I am among a few who aren’t great fans of John Marshall, so I won’t quote him here. I know some of my friends view Marbury as a decision limited to the case before the Court, but its main critics at the time, including Thomas Jefferson, saw it as much more, as do I. Lincoln tried to limit its impact in his response to Dred Scott (including in his first inauguration speech), which is certainly understandable as a political matter, but that’s an argument for another day.
But, respectfully, the argument that the Senate making judicial confirmation more difficult is “no injury to the president’s prerogatives” doesn’t work for me. Of course, the president’s ability to nominate is unaffected, but given that the purpose of the nomination process is to achieve confirmation, the filibuster clearly injures the president’s appointment power.

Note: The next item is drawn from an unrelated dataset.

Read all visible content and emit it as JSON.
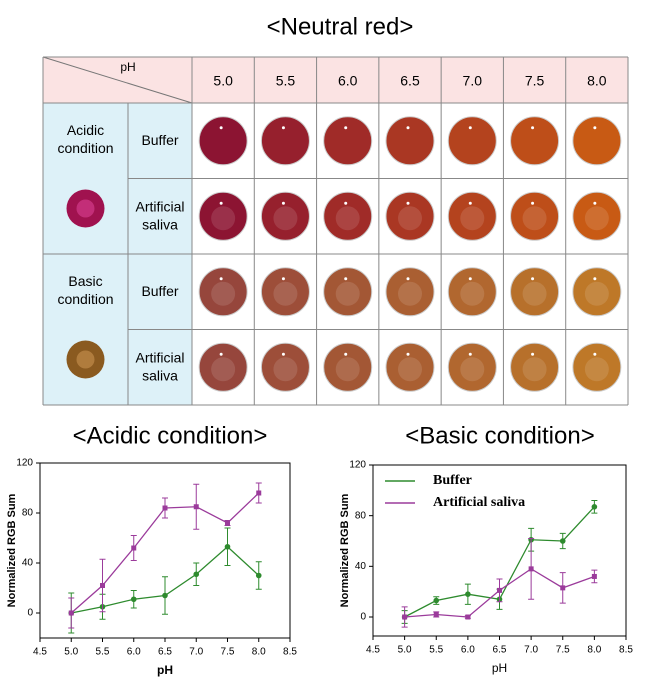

Moreover, advice and consent is an authority granted to the Senate. As I’ve contended before, the filibuster rule, when used against judicial nominees, denies the full Senate its advice and consent role (unlike blue-slipping or a committee voting down a nominee, where the full Senate can call up the nominee for a vote in any event). The rule, as used today by the Senate minority, is inherently unconstitutional as it blocks the full Senate from exercising its advice and consent role. And so, a rule change, as contemplated, fixes it. (And, yes, I have a similar problem with non-judicial nominees.)
Clearly the Senate is authorized to set its own rules, but there’s a difference between setting internal rules as apply to its legislative function, for which filibusters have been used up until now (albeit even limited in these circumstances as Andy points out), and setting rules that limit the Executive’s role in appointing officials to the third branch of government.
And perhaps I’m being too critical, but there is no joint power to appoint judges. The Senate’s role was intended to be, and up until now has largely been, deferential (if not passive) to the president’s nomination power. As recently as 40 years ago, if hearings were held for nominees to the Supreme Court, they were mere formalities. For most of our history, confirmation occurred without any hearings at all. Obviously the Senate is not required to confirm all judicial nominees. And from our beginning, it rejected several of Washington’s Supreme Court nominees. Still, there is no joint power. The Senate can nullify.